Preliminary results were also communicated in the 2012 July edition of the Svalbardposten.

Interdisciplinary Cooperation

The project benefited from interdisciplinary cooperation in several ways.
Morphological taxonomic expertise was available through cooperation with
researchers from Akvaplan Niva, and the Polish Academy of Sciences. DNA barcoding
expertise was available to the project through cooperation with the Institute
of Systematics and Ecology of Animals Siberian Russian Academy of sciences. We gained knowledge on ballast water regulations through collaboration with the Institute for Marine Research.

Budget in accordance to results

Funding from the Fram Centre directly helped with costs incurred for morphological taxonomic work, and DNA barcoding expenses. Furthermore, shipping traffic data for Svalbard which was essential to completing the vector based analysis was obtained using Fram Centre funding. Travel expenses associated with attending and presenting results of the work at the European Conference on Invasive Alien Species in Spain, and also for CW to attend a DNA barcoding course in Sweden were also provided by Fram Centre funding. Finally, salary for CW to undertake research, analysis, and ultimately, publication of the work was provided by the Fram Centre. Together, Fram Centre funding was essential to the completion the data analysis. As more ideas to publication content arose during the project, some more time and salary is needed to finish the publications.

If Yes

It helps press the need for developing ballast water treatment technology.

Conclusions

a) The project has refined directions for further research, and highlights areas which will increasingly require environmental management attention.

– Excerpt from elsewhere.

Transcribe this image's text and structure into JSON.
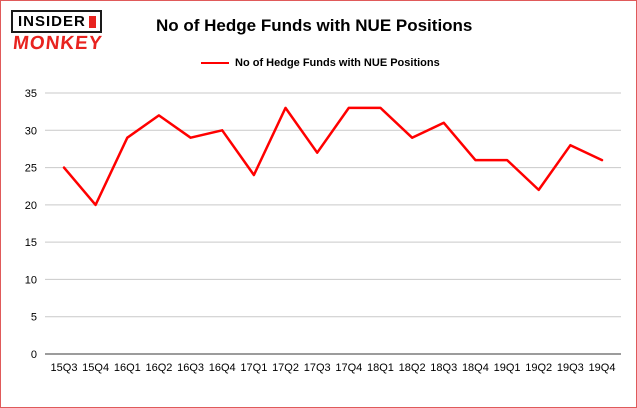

Firstly, the project indicates that current environmental management techniques of ships discharging ballast water are limited. Research focused on measuring the efficacy of ballast water exchange would uncover the extent to which this measure reduces invasion risk. The vector based assessment which we employed to evaluate invasion risks associated with the shipping fleet could readily be adapted to evaluate invasion risks associated with increasing and changing shipping traffic along the Northern Sea Routes, North East Passage, and North West Passage.

Secondly, the project provides the first perspective of how marine invasion risks may alter with predicted sea-surface warming. These results press the need for management measures that mitigate the increasing invasion risk over the remainder of this century. Management measures that will require consideration include how ballast water exchange is conducted, ballast water treatment technologies, and means to identify and reduce invasive biofouling.

b) One of the most important outcomes of the project will be the expected high resolution of taxonomic data. Previous studies of ballast water samples have been hampered by taxonomic difficulties. Poor taxonomic resolution limits the potential to accurately describe invasion risk. While the method we use is not novel, its application to the range of larval types and sizes we use it on has not been well demonstrated in this context. Similarly, efficient means to analyse potential invasion risk associated with ship traffic on a region-wide scale have been lacking. The method we use not only provides measures of risk for the shipping network today, but also forecasts the way in which risks will alter under future environmental and shipping conditions.